Do we sacrifice God’s eternal purpose for our own temporary fame?
I am reminded of what Paul said in Philippians 3:7-9, “But whatever were gains to me I now consider loss for the sake of Christ. What is more, I consider everything a loss because of the surpassing worth of knowing Christ Jesus my Lord, for whose sake I have lost all things. I consider them garbage, that I may gain Christ and be found in him…”
Paul considered all those things before Jesus, garbage. The greek word Paul used is skubalon, literally translated as crap (insert other word as desired). Everything Paul gained before he met Jesus meant nothing – they paled in comparison to the incredible nature of Jesus and knowing him. Paul spent the rest of his life doing everything he could to make Jesus known to as many as he could – he cared nothing about making people know who Paul was and how many people were following him on twitter and snapchat.
So at the end of the day if people know my name and not Jesus it was all for nothing. I may land on Brian Dodd’s top 30 people to follow on Twitter (check out #15…which I am totally grateful for and Brian is an incredible guy who everyone should stop right now and go follow), but if when people follow me because of that mention and they never hear about Jesus that list means nothing and I have done a disservice to Brian and all those mentioned with me. We can have the highest read article, book, blog, and social media accounts out there, but if people cannot experience Jesus in what we say there is very little meaning.
You might be thinking these are pretty extreme words and suggestions. Maybe they are, but I believe that those of us who follow Jesus are held to a higher standard. I believe we are held to focus our lives, attention, and our actions, both online and offline to point others to Jesus, as Van Baird would say.
When we begin to live lives where we seek to glorify God and point people to Jesus, we do things differently and we approach life more intentionally. When we are faithful and intentional about what we do, our personal goal of being “good enough” doesn’t matter, Jesus does.
This doesn’t mean we no longer strive for quality or success. On the contrary, it means we approach that quality and success with Jesus in mind rather than our own personal goals and achievements.
Because of this, if our content doesn’t go viral, but introduces one person to Jesus in some manner and makes a difference in their life, then it was as good as that crazy cat video that got seen by millions. We cannot quantify the work being done through us when we are faithful to God’s calling in our life. He has called us to be faithful and significant, not viral and forgotten by tomorrow.
I have come to accept I will never do anything to be “good enough” and that is ok.
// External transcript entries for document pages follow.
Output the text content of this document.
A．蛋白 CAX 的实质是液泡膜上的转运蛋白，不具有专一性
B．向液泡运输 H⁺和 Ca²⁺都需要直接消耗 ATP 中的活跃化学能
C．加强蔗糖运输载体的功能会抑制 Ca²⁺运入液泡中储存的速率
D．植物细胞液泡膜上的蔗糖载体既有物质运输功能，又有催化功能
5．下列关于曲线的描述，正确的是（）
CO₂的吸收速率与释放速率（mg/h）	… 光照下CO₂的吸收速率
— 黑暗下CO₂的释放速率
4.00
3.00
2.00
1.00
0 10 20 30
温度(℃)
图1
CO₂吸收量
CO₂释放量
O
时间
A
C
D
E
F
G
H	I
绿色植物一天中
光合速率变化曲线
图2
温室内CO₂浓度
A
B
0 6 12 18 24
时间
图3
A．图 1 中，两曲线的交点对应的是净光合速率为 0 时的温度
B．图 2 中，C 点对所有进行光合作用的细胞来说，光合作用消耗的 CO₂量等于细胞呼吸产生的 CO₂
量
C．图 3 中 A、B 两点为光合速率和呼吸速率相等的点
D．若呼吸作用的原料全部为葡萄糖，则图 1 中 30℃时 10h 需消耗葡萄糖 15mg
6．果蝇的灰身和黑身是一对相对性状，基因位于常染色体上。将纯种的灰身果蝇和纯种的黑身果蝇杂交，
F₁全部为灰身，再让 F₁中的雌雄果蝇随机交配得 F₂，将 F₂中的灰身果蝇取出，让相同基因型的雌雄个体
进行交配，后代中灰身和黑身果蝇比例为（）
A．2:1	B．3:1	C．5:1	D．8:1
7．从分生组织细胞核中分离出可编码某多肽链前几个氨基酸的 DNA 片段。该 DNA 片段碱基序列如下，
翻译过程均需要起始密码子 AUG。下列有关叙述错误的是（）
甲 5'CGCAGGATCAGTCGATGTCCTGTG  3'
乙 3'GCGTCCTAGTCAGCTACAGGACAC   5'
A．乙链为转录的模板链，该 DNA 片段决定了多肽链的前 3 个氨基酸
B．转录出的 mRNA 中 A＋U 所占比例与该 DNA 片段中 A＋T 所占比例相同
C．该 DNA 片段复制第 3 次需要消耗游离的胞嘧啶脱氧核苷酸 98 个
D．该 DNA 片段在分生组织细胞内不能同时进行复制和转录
My goal isn’t “good enough” anymore, my goal is Jesus and focusing everything I have on Him and the purpose he has given me in this life. My goal is making a significant mark in this life and pointing others to Jesus every chance I get. If along the way I get famous – like celebrity, rock-star famous – then I will just roll with it. However, if I am never celebrity rock-star famous, but can make a significant difference in this life – even for just one person, then glory be to God – it was well worth the ride.
May you see you will never do anything to be good enough either. May you also see that you are already enough because of Jesus, and when you focus your life on him and the purpose he has given you, you will do more in this life than you could ever imagine. So go ahead and be awesome, just be awesome for Jesus.